Comment expliquer ce recul, alors que le mouvement se développe à une allure fulgurante? Certains le disent mouillé dans des combines politiques. On l'accuse de se prendre pour Dieu; ses adeptes, éparpillés par la persécution policière, fondent d'autres communautés. En 1958, un ancien comparse, Prince Emmanuel, convoque une grande convention rasta; Howell n'y est pas convié. Le culte dérive vers d'autres dogmes: le retour à l'Afrique prend le pas sur la construction en Jamaïque d'une communauté autosuffisante. L'afrocentrisme occulte l'origine indienne des théories végétariennes et non violentes du mouvement. C'est l'époque où prend forme la culture rasta actuelle, son imagerie de ghetto, son argot urbain.
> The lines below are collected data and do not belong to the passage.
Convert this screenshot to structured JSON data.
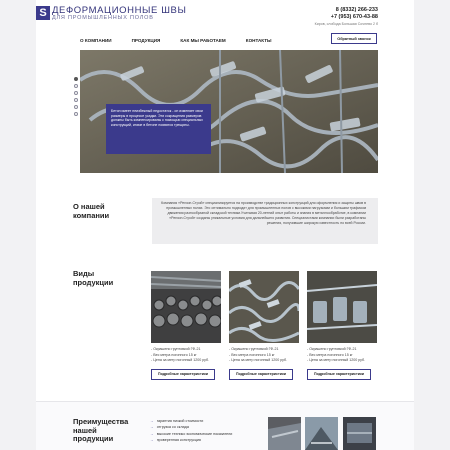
{
  "header": {
    "logo_letter": "S",
    "logo_title": "Деформационные швы",
    "logo_subtitle": "для промышленных полов",
    "phone_1": "8 (8332) 266-233",
    "phone_2": "+7 (953) 670-43-88",
    "address": "Киров, слобода Большая Сочнево 2 б"
  },
  "nav": {
    "items": [
      "О КОМПАНИИ",
      "ПРОДУКЦИЯ",
      "КАК МЫ РАБОТАЕМ",
      "КОНТАКТЫ"
    ],
    "callback_label": "Обратный звонок"
  },
  "hero": {
    "slides_count": 6,
    "active_slide": 1,
    "caption": "Бетон имеет неизбежный недостаток - он изменяет свои размеры в процессе усадки. Эти сокращения размеров должны быть компенсированы с помощью специальных конструкций, иначе в бетоне появятся трещины."
  },
  "about": {
    "title": "О нашей компании",
    "text": "Компания «Регион-Строй» специализируется на производстве традиционных конструкций для оформления и защиты швов в промышленных полах. Это оптимально подходит для промышленных полов с высокими нагрузками и большим трафиком движения разнообразной складской техники.Учитывая 20-летний опыт работы и знания в металлообработке, в компании «Регион-Строй» созданы уникальные условия для дальнейшего развития. Специалистами компании были разработаны решения, получившие широкую известность по всей России."
  },
  "products": {
    "title": "Виды продукции",
    "button_label": "Подробные характеристики",
    "items": [
      {
        "lines": [
          "- Окрашено грунтовкой ГФ-21",
          "- Вес метра погонного 15 кг",
          "- Цена за метр погонный 1200 руб."
        ]
      },
      {
        "lines": [
          "- Окрашено грунтовкой ГФ-21",
          "- Вес метра погонного 15 кг",
          "- Цена за метр погонный 1200 руб."
        ]
      },
      {
        "lines": [
          "- Окрашено грунтовкой ГФ-21",
          "- Вес метра погонного 15 кг",
          "- Цена за метр погонный 1200 руб."
        ]
      }
    ]
  },
  "advantages": {
    "title": "Преимущества нашей продукции",
    "items": [
      "гарантия низкой стоимости",
      "отгрузка со склада",
      "высокие технико экономические показатели",
      "проверенная конструкция"
    ]
  },
  "colors": {
    "accent": "#3b3a8c",
    "about_bg": "#ededef"
  }
}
Mortimer Planner, gourou de Marley et initiateur du fameux «Rapport de l'université», devient la figure de proue du mouvement. La vogue du reggae va donner un support au message et le propager à l'étranger. Bob Marley chante: «Moi, je serai plus "tuff (dur) que le Gong (Howell).» Le chanteur et le prophète mourront pourtant tous deux en 1981. Laissant derrière eux une fabuleuse entreprise discographique qui porte le nom d'Howell: «Tuff Gong»" Une légende.

(1) Réalisé à la demande de rastafariens, le rapport historique et ethnologique de l'université qui ignore Howell restera la référence en ce domaine.
Le culte de Rastafari Le culte de Rastafari n'est pas à proprement parler une religion mais plutôt une réalité (d'après Bob Marley) ou une culture. Son principe de base a ainsi été résumé par le musicien Tyrone Downie: «Il ne s'agit pas d'être bon mais d'être soi-même.» Aussi les préceptes de Rastafari varient-ils selon les individus et les communautés. La plupart des rastas évitent l'alcool, la viande, la violence, la politique, fument de l'«herbe sacrée» et laissent pousser leurs cheveux; mais chaque individu est libre d'élaborer ses propres règles, puisqu'il est en prise directe avec son créateur. 
Même la divinité de l'empereur d'Ethiopie Haïlé Sélassié n'est pas reconnue par tous: certains se réfèrent à Jésus, d'autres préfèrent la notion plus vague d'une «mystique naturelle» qui habite toute chose et fait de nous des êtres divins. Mais cette belle liberté s'effrite au cours des ans au profit de dogmes élaborés par telle ou telle tendance. On glisse peu à peu vers la religion.